Above: Early illustration of event; please click to enlarge
Windsor Castle, Berkshire, UK - UFO or Meteor? 1783
This illustration depicts a sighting that occurred at 9.45pm on the evening of August 18, 1783 when four witnesses on the terrace of Windsor Castle observed a luminous object in the skies of the Home Counties of England. The illustration has been done following the indications of Thomas Sandby, a founder of the Royal Academy, and his brother Paul, both of whom witnessed the event.
The sighting was recorded the following year in the Philosophical Transactions of the Royal Society, who relates what witnesses observed:
"An oblong cloud moving more or less parallel to the horizon. Under this cloud could be seen a luminous object which soon became spherical, brilliantly lit, which came to a halt; this strange sphere seemed at first to be pale blue in colour but then its luminosity increased and soon it set off again towards the East. Then the object changed direction and moved parallel to the horizon before disappearing to the South-East; the light it gave out was prodigious; it lit us everything on the ground."

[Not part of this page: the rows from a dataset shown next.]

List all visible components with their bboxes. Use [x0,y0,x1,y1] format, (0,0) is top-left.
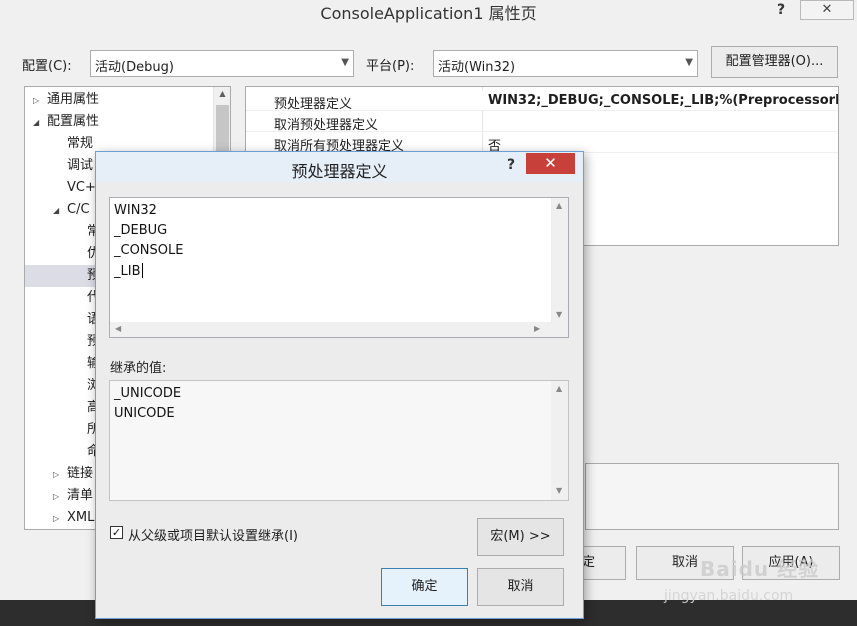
tree-item[interactable]: VC+ [53,177,96,199]
definitions-hscroll[interactable]: ◀ ▶ [110,322,568,337]
baidu-watermark-text: Baidu 经验 [700,557,820,581]
dialog-close-button[interactable]: ✕ [526,153,575,174]
grid-row[interactable]: 预处理器定义 WIN32;_DEBUG;_CONSOLE;_LIB;%(Prep… [246,90,839,112]
inherit-checkbox[interactable]: ✓ [110,526,123,539]
macro-button[interactable]: 宏(M) >> [477,518,564,556]
definitions-vscroll[interactable]: ▲ ▼ [551,198,568,323]
window-close-button[interactable]: ✕ [800,0,854,20]
tree-item-label: VC+ [67,180,96,195]
tree-item[interactable]: ▷ 链接 [53,463,93,485]
scroll-up-icon[interactable]: ▲ [556,384,562,393]
platform-select-value: 活动(Win32) [438,60,516,75]
expand-arrow-icon[interactable]: ▷ [53,508,67,529]
ok-button[interactable]: 确定 [381,568,468,606]
tree-item[interactable]: ◢ 配置属性 [33,111,99,133]
config-label: 配置(C): [22,59,72,74]
definition-line: WIN32 [114,203,157,218]
scroll-up-icon[interactable]: ▲ [556,201,562,210]
baidu-watermark-url: jingyan.baidu.com [664,588,794,604]
inherit-checkbox-label[interactable]: 从父级或项目默认设置继承(I) [128,525,298,544]
scroll-down-icon[interactable]: ▼ [556,486,562,495]
chevron-down-icon: ▼ [341,57,349,68]
inherited-values-box: _UNICODE UNICODE ▲ ▼ [109,380,569,501]
scroll-right-icon[interactable]: ▶ [534,324,540,333]
expand-arrow-icon[interactable]: ▷ [53,486,67,508]
tree-item[interactable]: 常规 [53,133,93,155]
config-select-value: 活动(Debug) [95,60,174,75]
grid-row-key: 预处理器定义 [274,97,353,112]
tree-item[interactable]: ▷ 清单 [53,485,93,507]
tree-item[interactable]: 调试 [53,155,93,177]
preprocessor-dialog: 预处理器定义 ? ✕ WIN32 _DEBUG _CONSOLE _LIB ▲ … [95,151,584,619]
expand-arrow-icon[interactable]: ▷ [33,90,47,112]
text-caret [141,263,143,278]
dialog-titlebar: 预处理器定义 ? ✕ [96,152,583,182]
description-panel [585,463,839,530]
window-title: ConsoleApplication1 属性页 [320,4,537,23]
config-select[interactable]: 活动(Debug) ▼ [90,50,354,77]
config-manager-button[interactable]: 配置管理器(O)... [711,46,838,78]
tree-item-label: C/C [67,202,90,217]
scroll-left-icon[interactable]: ◀ [115,324,121,333]
definitions-textarea[interactable]: WIN32 _DEBUG _CONSOLE _LIB ▲ ▼ ◀ ▶ [109,197,569,338]
cancel-button[interactable]: 取消 [477,568,564,606]
help-button[interactable]: ? [771,0,791,22]
inherited-vscroll[interactable]: ▲ ▼ [551,381,568,500]
expand-arrow-icon[interactable]: ▷ [53,464,67,486]
tree-item[interactable]: ▷ XML [53,507,94,529]
scroll-down-icon[interactable]: ▼ [556,310,562,319]
grid-row-value: WIN32;_DEBUG;_CONSOLE;_LIB;%(Preprocesso… [488,93,839,108]
grid-row[interactable]: 取消预处理器定义 [246,111,838,133]
tree-item-label: 配置属性 [47,114,100,129]
tree-item-label: 通用属性 [47,92,100,107]
tree-item-label: 清单 [67,488,94,503]
tree-item-label: 调试 [67,158,94,173]
dialog-help-button[interactable]: ? [500,153,522,177]
expand-arrow-icon[interactable]: ◢ [33,112,47,134]
tree-item-label: 常规 [67,136,94,151]
platform-label: 平台(P): [366,59,415,74]
definition-line: _DEBUG [114,223,168,238]
definition-line: _CONSOLE [114,243,184,258]
grid-row[interactable]: 取消所有预处理器定义 否 [246,132,838,154]
definition-line-last: _LIB [114,263,143,279]
expand-arrow-icon[interactable]: ◢ [53,200,67,222]
chevron-down-icon: ▼ [685,57,693,68]
platform-select[interactable]: 活动(Win32) ▼ [433,50,698,77]
tree-item[interactable]: ◢ C/C [53,199,90,221]
inherited-values-label: 继承的值: [110,361,167,376]
scroll-up-icon[interactable]: ▲ [214,89,230,98]
inherited-line: _UNICODE [114,386,182,401]
tree-item[interactable]: ▷ 通用属性 [33,89,99,111]
grid-row-key: 取消预处理器定义 [274,118,379,133]
tree-item-label: 链接 [67,466,94,481]
inherited-line: UNICODE [114,406,175,421]
tree-item-label: XML [67,510,95,525]
definition-line: _LIB [114,264,141,279]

However, through by a person who took part in a discussion on this case, I received scans of a text obviously of that time, unfortunately without sources, but which tells two very different stories.
The first is a testimony on what appears being the same event, testimony which seems of the far-fetched kind, with evocation of "sulphur mysts", and the phenomenon is described as initially motionless then moving, no duration being indicated.
The second seems to be from the same unknown source, but this time the testimony seems much more precise, and leaves practically no place for doubt; it was indeed a meteor.
The question is, which account do you believe?